(HOST) Twenty years ago today, the Berlin Wall was breached by thousands of East Germans. Commentator Paul Richardson remembers where he was when it happened – and what he was eating.
(RICHARDSON) French fries. I will forever associate the fall of the Berlin Wall with french fries.
In 1989, my wife and I were living and working in Moscow. Our friend Bob was apartment-sitting in the American embassy complex; and on November 9 he invited us over for dinner. The meal included what was, in that time and place, a gourmet treat: a cookie sheet full of freshly-baked french fries. They tasted just like home. Better still, the apartment had a live feed of CNN, which was only available in a few places in Moscow back then. We dipped french fries in real Heinz ketchup and watched the amazing events unfold in Berlin, astounded at what we were witnessing.
Just a year earlier, Bob and I had been in graduate school together, studying the long and tortuous history of reforms in Russia and its East European vassal states. We huddled around seminar room tables, cranked up on coffee, postulating various futures for East Germany, Hungary and the rest of the Soviet Empire. But, like the rest of the world, none of us foresaw that this Empire would suddenly and unexpectedly collapse.
We were brought up in a bipolar world populated by John le Carré spy novels, the Red Menace, megaton warheads and strategies of containment. We could not see that our world was less one of concrete and steel than one of tissue paper and balsa wood. We knew that there were things wrong with the world, and we expected cosmetic reforms, implemented slowly. But history had other plans.
When things did collapse, we were in the thick of it in Moscow. It was exciting, exhilarating. But, of course, as expats, we were insulated from the worst aftershocks. The collapse of the Soviet Empire and economy brought more than a decade of human suffering to Eastern Europe and the former USSR, on a scale that dwarfs the current U.S. economic crisis. Russia has witnessed terrible things over the last 20 years, including strikes, Chechnya, devaluation, terrorism, privatization, oligarchs and coups. But it is amazing that we have not witnessed worse, and that, with the notably horrific exception of Yugoslavia, the 1989 revolutions were essentially peaceful.

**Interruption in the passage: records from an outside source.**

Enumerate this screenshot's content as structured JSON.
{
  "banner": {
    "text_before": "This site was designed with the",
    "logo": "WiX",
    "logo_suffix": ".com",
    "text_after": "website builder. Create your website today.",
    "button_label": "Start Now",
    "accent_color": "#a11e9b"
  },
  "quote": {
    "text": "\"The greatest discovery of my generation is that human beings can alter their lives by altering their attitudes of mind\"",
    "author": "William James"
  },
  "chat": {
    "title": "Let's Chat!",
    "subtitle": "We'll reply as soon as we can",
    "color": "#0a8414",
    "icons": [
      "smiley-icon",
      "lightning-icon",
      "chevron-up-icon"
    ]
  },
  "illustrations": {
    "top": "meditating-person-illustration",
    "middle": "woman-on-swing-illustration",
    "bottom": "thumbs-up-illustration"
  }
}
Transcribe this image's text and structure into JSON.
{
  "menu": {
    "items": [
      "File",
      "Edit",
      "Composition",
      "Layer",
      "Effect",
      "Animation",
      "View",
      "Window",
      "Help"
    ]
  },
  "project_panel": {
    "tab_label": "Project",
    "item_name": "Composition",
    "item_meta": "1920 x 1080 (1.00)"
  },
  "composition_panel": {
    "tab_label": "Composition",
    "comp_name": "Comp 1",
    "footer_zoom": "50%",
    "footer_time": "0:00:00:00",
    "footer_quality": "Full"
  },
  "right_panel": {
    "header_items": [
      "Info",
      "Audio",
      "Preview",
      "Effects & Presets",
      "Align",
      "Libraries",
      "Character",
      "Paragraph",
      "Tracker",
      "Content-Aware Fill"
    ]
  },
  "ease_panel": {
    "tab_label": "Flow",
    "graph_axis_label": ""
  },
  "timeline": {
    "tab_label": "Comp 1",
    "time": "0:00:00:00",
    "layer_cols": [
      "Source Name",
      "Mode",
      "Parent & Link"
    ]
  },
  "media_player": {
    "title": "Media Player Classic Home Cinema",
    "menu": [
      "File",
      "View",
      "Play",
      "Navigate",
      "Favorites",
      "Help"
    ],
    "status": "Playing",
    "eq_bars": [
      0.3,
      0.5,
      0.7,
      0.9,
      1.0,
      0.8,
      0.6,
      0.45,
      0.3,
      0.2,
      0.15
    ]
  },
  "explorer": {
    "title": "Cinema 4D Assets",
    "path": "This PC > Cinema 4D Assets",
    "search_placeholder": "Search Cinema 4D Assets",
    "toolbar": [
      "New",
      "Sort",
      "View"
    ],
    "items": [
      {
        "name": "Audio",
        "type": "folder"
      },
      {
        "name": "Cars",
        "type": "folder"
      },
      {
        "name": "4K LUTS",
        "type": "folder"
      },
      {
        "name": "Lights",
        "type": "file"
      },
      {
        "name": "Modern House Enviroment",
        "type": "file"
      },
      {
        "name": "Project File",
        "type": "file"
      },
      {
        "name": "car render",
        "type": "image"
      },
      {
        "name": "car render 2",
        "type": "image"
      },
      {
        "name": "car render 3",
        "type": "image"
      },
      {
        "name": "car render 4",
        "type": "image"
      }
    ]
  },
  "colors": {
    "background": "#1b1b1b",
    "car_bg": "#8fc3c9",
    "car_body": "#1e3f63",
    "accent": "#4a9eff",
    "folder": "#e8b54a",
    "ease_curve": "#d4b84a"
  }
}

Yet I also can’t help wondering what it would be like to travel back in time to one of those seminar rooms in 1988 and calmly inform the students that, over the next two decades, the Soviet Union would cast off its communist husk and evolve into 15 mostly democratic, vigorously capitalist states; that Russia would become a member of the group of leading industrialized states; that Russians would travel the world freely; that Russian literature and art would be unshackled; that U.S. and Russian nuclear arms would be cut by two-thirds; and that the Berlin Wall would turn out to be more like a structure of tissue paper and balsa wood than one of concrete and steel.
Not a single one of those students, myself included, would believe me.